Er mahlte mit den Zähnen, bevor er ernst wurde. „Ihr müsst flinker sein. Lasst Eure Bewegungen flüssiger werden und vertraut Eurem Körper, dass er sich instinktiv in die richtige Richtung bewegt. Denkt nicht zu viel nach und folgt einfach Eurem Gefühl. Und noch etwas - es kommt nicht darauf an jeden einzelnen Schlag zu parieren. Manchmal reicht es auch nur eine Pirouette zu drehen und so auszuweichen. Ihr werdet Eurem Gegner unterlegen sein was die Kraft anbelangt und vermutlich auch in Sachen Erfahrung. Also müsst ihr Eure eigenen Vorteile nutzen."
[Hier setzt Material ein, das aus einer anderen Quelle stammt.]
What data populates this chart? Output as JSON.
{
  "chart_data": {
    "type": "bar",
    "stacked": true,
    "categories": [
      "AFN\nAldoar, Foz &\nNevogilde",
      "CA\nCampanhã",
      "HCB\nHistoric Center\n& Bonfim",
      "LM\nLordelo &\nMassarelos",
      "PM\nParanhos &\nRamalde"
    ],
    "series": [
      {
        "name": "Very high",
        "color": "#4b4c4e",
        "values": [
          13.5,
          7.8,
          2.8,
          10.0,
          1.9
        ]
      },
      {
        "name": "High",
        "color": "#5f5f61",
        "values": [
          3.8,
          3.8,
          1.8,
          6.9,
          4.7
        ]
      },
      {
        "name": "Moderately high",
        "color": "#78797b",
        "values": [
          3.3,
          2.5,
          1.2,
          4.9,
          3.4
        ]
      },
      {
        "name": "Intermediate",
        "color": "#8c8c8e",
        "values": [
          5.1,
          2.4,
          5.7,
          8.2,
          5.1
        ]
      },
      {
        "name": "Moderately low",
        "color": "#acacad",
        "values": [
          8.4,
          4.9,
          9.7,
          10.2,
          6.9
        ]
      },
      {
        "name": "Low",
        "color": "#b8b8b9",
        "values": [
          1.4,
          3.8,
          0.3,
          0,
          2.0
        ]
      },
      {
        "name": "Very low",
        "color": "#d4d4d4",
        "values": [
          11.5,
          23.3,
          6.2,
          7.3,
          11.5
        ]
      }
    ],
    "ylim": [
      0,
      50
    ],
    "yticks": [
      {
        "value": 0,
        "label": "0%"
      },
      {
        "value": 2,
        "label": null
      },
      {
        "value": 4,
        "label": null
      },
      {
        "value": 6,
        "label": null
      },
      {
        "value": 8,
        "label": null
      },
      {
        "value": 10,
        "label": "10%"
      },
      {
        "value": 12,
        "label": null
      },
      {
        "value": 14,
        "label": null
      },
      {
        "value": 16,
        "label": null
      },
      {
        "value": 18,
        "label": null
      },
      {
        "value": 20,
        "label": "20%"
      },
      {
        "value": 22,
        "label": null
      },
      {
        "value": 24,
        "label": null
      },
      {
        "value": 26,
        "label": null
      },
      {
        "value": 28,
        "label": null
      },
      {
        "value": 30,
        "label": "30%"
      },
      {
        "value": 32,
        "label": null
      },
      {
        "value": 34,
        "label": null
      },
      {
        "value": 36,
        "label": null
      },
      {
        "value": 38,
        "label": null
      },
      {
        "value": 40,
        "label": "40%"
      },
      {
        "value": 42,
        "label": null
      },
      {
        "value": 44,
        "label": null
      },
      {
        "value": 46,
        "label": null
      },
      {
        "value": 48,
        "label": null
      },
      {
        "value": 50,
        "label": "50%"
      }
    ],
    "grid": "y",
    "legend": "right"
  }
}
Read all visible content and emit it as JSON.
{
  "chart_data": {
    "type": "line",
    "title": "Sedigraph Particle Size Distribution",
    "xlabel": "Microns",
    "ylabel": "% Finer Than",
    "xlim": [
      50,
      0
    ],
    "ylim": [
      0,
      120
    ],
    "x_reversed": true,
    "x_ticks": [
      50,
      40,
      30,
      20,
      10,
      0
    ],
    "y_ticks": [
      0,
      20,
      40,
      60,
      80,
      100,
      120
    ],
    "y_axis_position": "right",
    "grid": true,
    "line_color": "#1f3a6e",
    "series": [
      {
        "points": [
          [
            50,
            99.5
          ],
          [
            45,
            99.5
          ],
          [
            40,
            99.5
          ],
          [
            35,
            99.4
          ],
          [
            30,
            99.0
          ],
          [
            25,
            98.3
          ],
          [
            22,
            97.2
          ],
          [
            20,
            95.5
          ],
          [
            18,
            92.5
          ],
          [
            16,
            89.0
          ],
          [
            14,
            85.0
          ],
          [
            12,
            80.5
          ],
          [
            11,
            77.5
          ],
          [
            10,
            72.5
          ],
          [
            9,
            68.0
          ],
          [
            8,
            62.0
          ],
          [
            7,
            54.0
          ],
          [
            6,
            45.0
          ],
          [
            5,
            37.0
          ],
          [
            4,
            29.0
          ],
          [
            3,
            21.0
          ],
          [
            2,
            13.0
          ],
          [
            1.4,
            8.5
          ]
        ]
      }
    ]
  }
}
„Die da wären?", hakte sie nach, hob ihr Schwert erneut an und hielt es schützend wie einen Schild vor ihre Brust.
„Eure Statur macht Euch wendiger und Euer geringes Gewicht schneller. Wenn Ihr meinen Rat wirklich wollt, dann nehmt Euch folgende Worte zu Herzen. Solltet ihr jemals in einen Kampf geraten, dann sucht nicht aktiv nach einem Duell mit dem Schwert. Macht Euren Gegner müde und erst wenn er erschöpft ist schlagt Ihr zu."
Hrodwyn nickte verstehend, stellte sich breitbeinig hin. „Dann los."
Askwin ließ sich nicht zweimal darum bitten. Zuerst hatte die Prinzessin noch mehr Ähnlichkeit mit einem schwerfälligen alten Gaul, wenn sie ihm auswich. Doch mit jedem weiteren Angriff erfolgten ihre Bewegungen graziler und gekonnter.
Eine gute halbe Stunde verstrich, in der er ihr sagte und zeigte, was sie noch verbessern konnte.
Am Ende schien sie völlig ausgelaugt und er konnte sich wegen des Schmerzes seiner Verletzung kaum noch aufrechthalten.
Schweiß floss beiden die Stirn hinab. Hrodwyn sah so verschwitzt gar nicht mehr wie die Tochter eines Königs aus. Doch sie wirkte glücklich und stolz. Ein Lächeln umspielte ihre Lippen, als Askwin das Training für beendet erklärte.